Stroke, a significant global cause of death and disability, results in long-term impairments encompassing a wide range of motor deficits and enduring cognitive challenges. The ongoing degenerative mechanisms following a stroke affect not only the primary infarct region but also remote regions and white matter (WM) tracts. These tracts are connected to the primary infarct site but were not initially damaged by the stroke. This phenomenon is referred to as secondary neurodegeneration (SND) and has been characterized in fiber tracts such as the cerebrospinal tract (CST).

Previous studies report a relationship between decreased anisotropy in the ipsilesional CST and the severity of motor impairment post-stroke. As decreased anisotropy is a sign of SND, these findings highlight the importance and influence of SND on motor recovery. Thus, anisotropy could be a promising biomarker for motor recovery post-stroke.
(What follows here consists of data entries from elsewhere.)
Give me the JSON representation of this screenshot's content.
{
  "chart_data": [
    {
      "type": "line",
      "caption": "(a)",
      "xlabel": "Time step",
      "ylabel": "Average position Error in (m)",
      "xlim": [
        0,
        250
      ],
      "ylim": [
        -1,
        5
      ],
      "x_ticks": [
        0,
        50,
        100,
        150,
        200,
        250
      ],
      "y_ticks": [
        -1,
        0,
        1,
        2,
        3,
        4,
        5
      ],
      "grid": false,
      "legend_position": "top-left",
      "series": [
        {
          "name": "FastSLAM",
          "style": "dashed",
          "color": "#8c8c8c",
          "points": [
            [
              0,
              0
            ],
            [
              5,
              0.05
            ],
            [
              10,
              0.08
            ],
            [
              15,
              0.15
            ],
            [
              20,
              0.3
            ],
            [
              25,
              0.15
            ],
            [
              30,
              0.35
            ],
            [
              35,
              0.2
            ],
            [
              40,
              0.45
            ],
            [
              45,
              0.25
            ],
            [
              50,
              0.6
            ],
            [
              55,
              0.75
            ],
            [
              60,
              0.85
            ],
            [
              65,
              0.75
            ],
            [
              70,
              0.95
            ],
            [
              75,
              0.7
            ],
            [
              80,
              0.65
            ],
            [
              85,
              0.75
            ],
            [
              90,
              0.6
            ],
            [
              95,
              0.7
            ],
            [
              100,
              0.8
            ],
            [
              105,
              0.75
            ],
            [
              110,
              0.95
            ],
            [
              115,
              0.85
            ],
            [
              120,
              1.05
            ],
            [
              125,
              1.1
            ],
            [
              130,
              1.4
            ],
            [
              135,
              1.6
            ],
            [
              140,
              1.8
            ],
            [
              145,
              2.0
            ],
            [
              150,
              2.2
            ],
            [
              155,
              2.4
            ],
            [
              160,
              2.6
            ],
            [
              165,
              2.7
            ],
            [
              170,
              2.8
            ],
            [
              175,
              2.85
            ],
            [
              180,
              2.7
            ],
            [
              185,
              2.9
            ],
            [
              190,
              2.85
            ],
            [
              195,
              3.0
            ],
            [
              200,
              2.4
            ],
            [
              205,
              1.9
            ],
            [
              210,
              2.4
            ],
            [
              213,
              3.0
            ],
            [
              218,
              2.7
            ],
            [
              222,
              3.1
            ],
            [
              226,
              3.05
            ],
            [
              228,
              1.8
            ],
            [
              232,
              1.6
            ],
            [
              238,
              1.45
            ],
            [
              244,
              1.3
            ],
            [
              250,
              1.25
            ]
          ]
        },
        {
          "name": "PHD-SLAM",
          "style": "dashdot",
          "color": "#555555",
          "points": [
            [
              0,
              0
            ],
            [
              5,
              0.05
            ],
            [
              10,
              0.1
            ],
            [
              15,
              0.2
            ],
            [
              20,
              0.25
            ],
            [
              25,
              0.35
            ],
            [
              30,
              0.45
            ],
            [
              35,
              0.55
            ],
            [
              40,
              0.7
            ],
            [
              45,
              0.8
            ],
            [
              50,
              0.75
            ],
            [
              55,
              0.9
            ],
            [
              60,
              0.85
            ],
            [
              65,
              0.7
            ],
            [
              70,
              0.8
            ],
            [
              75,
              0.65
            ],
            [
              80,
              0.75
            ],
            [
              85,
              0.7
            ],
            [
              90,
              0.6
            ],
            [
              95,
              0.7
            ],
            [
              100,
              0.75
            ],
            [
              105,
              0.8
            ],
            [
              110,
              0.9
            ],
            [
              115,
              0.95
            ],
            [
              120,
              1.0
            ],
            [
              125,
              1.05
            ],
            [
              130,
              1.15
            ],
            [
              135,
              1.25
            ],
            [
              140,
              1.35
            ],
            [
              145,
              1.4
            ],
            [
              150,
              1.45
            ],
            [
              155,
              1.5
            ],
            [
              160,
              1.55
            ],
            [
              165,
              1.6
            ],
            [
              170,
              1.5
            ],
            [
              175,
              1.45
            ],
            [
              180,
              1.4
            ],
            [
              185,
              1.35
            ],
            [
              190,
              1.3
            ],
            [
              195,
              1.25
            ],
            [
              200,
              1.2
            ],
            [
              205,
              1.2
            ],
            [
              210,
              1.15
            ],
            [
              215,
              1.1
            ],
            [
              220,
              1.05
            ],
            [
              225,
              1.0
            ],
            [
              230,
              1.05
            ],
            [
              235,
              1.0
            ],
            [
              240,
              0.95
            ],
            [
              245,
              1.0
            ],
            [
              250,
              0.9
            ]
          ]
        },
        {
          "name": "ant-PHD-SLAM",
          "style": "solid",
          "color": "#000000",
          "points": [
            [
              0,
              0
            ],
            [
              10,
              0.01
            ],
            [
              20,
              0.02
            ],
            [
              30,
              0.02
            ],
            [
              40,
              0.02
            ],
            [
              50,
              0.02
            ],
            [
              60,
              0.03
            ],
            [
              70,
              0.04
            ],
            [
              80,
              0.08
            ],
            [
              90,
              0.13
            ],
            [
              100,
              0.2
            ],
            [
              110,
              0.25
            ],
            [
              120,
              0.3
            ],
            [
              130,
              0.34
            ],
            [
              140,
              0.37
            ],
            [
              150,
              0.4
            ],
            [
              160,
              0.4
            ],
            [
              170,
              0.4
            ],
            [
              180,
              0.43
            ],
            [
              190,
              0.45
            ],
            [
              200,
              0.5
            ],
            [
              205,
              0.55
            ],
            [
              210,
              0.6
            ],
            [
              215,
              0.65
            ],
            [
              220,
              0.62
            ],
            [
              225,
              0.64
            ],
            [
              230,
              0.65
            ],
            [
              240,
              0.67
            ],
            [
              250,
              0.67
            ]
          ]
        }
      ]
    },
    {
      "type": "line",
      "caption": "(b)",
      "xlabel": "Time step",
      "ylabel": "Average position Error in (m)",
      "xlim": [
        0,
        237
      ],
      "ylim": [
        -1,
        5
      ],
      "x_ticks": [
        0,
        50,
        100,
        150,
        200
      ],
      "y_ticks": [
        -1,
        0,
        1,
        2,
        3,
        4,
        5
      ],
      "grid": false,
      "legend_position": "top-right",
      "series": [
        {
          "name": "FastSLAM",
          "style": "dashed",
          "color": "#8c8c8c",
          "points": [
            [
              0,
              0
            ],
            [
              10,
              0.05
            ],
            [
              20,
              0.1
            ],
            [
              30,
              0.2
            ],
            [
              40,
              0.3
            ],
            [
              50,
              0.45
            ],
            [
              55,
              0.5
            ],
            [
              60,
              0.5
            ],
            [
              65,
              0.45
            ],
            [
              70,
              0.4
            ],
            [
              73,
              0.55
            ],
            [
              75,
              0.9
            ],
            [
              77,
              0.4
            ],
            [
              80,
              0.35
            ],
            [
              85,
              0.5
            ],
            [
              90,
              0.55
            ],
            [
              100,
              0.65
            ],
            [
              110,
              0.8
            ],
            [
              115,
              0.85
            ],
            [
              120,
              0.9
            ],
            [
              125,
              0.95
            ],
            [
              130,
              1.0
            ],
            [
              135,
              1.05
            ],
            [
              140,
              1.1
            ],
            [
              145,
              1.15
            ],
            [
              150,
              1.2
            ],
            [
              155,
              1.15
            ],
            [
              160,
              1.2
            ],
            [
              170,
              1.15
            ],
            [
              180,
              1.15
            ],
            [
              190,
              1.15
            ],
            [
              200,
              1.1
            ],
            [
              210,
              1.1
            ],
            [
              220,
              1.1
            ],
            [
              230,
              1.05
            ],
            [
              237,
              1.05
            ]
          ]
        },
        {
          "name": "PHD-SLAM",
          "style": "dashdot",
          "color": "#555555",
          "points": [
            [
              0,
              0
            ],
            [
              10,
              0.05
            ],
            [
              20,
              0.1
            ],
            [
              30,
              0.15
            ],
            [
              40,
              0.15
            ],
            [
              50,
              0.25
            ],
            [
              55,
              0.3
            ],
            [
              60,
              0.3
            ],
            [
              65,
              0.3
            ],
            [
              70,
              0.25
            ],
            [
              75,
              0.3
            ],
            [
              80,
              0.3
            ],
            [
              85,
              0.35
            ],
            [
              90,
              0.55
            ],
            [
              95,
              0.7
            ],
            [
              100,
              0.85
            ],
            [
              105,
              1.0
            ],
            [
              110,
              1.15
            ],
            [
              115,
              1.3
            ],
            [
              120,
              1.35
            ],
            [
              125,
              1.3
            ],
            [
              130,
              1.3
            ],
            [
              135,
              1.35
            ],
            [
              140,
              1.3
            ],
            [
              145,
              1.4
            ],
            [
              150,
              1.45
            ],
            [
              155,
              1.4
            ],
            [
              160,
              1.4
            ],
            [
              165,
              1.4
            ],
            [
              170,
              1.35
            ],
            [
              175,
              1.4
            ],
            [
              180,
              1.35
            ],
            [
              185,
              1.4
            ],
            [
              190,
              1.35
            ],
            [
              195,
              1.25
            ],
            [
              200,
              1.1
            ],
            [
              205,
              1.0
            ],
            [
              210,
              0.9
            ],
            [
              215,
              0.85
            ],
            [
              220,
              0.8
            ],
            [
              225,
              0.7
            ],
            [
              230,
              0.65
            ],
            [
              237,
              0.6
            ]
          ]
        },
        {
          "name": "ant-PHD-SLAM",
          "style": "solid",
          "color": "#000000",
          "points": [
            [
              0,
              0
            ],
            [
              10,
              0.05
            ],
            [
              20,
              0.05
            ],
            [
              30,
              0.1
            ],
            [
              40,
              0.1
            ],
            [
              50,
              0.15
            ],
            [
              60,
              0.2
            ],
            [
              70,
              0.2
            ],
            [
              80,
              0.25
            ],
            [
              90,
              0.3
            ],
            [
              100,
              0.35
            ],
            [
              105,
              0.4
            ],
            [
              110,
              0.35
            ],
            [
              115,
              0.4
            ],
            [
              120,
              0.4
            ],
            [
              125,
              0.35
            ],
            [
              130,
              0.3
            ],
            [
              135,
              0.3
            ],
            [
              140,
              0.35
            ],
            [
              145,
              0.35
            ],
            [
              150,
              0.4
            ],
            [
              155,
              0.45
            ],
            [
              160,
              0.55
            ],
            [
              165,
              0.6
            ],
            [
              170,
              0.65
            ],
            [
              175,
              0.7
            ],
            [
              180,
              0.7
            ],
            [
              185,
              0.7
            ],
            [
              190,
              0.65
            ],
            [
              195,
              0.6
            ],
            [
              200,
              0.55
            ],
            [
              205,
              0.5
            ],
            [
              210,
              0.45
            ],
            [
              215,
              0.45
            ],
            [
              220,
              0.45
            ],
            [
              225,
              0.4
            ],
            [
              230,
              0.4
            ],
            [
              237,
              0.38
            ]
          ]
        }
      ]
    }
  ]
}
In this study, we induced cortical ischemic stroke by photothrombosis in the left sensorimotor cortex of adult C57BL/6J mice. After collecting dMRI data of the mice at different time points after stroke, we visualize specific WM tracts such as the CST and the corpus callosum (CC) with Diffusion Tensor Imaging (DTI) in the program DSI-Studio. We can then calculate diffusion metrics such as fractional anisotropy (FA), which can reveal axonal changes. Comparing these parameters, we aim to characterize SND in selected WM tracts after stroke. One focus is on identifying a correlation between the time past the stroke and the extent of SND, as well as a correlation between SND and motor impairment or stroke recovery.